No.1 6点 2019/05/14 13:32
 巡査に押しつけられたガス・マスクを頭からかぶり、ガラスの破片で足の踏み場もない階段を登りながら、コットン・ホースはかつて人間だったものの残骸の上を歩いている事実に目をつぶろうとしていた。アパートの一室を訪問したセールスマンが、ガス心中の巻き添えを食って爆死したのだ。
 ガス・マスクの曇った眼鏡から見える寝室はまるで手もふれてないみたいで、ベッドの上にはパンツとパンティしか身につけていないふたりの男女が横たわっていた。死因は一酸化炭素中毒。床にはウィスキーの空きビンが二本あり、一本は倒れていた。
 一見何の変哲もない心中と思われたが、トミー・バーロウとアイリーン・セイヤーの二人に自殺の兆候はなにもなく、解剖の結果性交もしておらず、酒も呑んでいない事実が判明する。他にもいくつか不審な点がありスティーヴ・キャレラ刑事は殺人と睨むが、手掛かりが一向に掴めないまま捜査は難航の気配を見せる。
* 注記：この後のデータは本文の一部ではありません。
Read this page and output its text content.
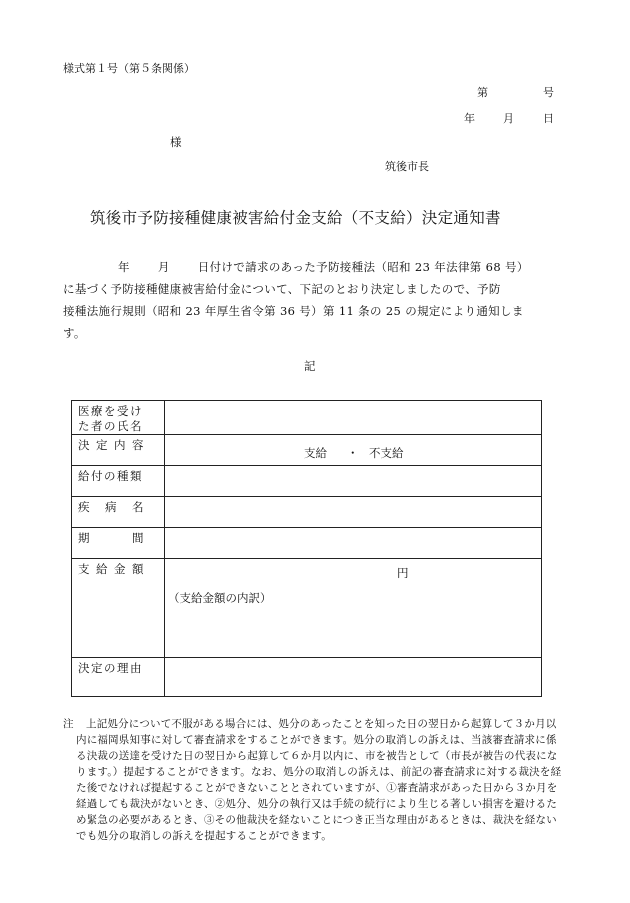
様式第１号（第５条関係）
第	号
年	月	日
様
筑後市長
筑後市予防接種健康被害給付金支給（不支給）決定通知書

年 月 日付けで請求のあった予防接種法（昭和 23 年法律第 68 号）

に基づく予防接種健康被害給付金について、下記のとおり決定しましたので、予防

接種法施行規則（昭和 23 年厚生省令第 36 号）第 11 条の 25 の規定により通知しま

す。

記
医療を受け
た者の氏名	

決 定 内 容	支給 ・ 不支給

給付の種類	

疾 病 名	

期 間	

支 給 金 額	円
（支給金額の内訳）

決定の理由	

注	上記処分について不服がある場合には、処分のあったことを知った日の翌日から起算して３か月以内に福岡県知事に対して審査請求をすることができます。処分の取消しの訴えは、当該審査請求に係る決裁の送達を受けた日の翌日から起算して６か月以内に、市を被告として（市長が被告の代表になります。）提起することができます。なお、処分の取消しの訴えは、前記の審査請求に対する裁決を経た後でなければ提起することができないこととされていますが、①審査請求があった日から３か月を経過しても裁決がないとき、②処分、処分の執行又は手続の続行により生じる著しい損害を避けるため緊急の必要があるとき、③その他裁決を経ないことにつき正当な理由があるときは、裁決を経ないでも処分の取消しの訴えを提起することができます。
 1962年発表のシリーズ第17作。間の「空白の時」が中編集なので、衝撃の第15作「クレアが死んでいる」の実質次回作に当たる、いわば87分署シリーズリハビリ編。
 前々作での恋人クレア・タウンゼントの死から約半年後、傷の癒えないバート・クリングは順調にポンコツ刑事の道を歩んでおり、刑事部屋の雰囲気も完全に元には戻っていません。そんな中キャレラが、男に振られ飛び降りようとする二十二歳の娘を説得するシーンで物語は幕を開けます。
 説得は見事に失敗し、彼女は十二階下の路上にダイビング。珍しく妻に当たりちらしたキャレラはそのまま塞ぎ込み、「俺刑事やめよかな」などと考えます。
 その後冒頭の事件を挟み、コンビ担当のマイヤー刑事や科研のグロスマン警部と遣り合うキャレラ。ジョークを一つ二つ飛ばすうちに気分も復調し、まあ人生いろいろあらあな、というキモチになってきます。このへんやはり上手いですね。クリングは当分ダメだから、周囲に刺激を与えて徐々に雰囲気を戻していく。フランシスとは異なる長期シリーズならではの心配りを感じさせます。
 悲喜劇的なものも含めて笑い所の多い作品。キャレラは本筋に関係なく二度に渡って八つ当たりで襲撃され、今回は散々。捜査はタイミングを外した形でそのまま進行し、なんとラスト近く、刑事部屋全員による多数決で、未解決事件として本当に処理されてしまいます。

 「主任にこの件をシベリヤ送りにするのに賛成な人は?」だれも手をあげなかった。
 「ぶっこんじまえ」「ぶちこみ」「ぶっこんじまえ。お蔵いりだ」
 これで、みんなの意図や目的はどうあろうと、この事件はおしまいになってしまったのだった。

 本当にここで終わったら凄いんですがまさかそんな筈もなく、恋人との会話からある事実に気付いたホースが、土壇場で某人物にハッタリを掛け大逆転。とはいえやるせない真相に、刑事部屋には寒々とした空気が漂います。息詰まるような緊張感とは無縁ですが、結末も含め結構好きな作品です。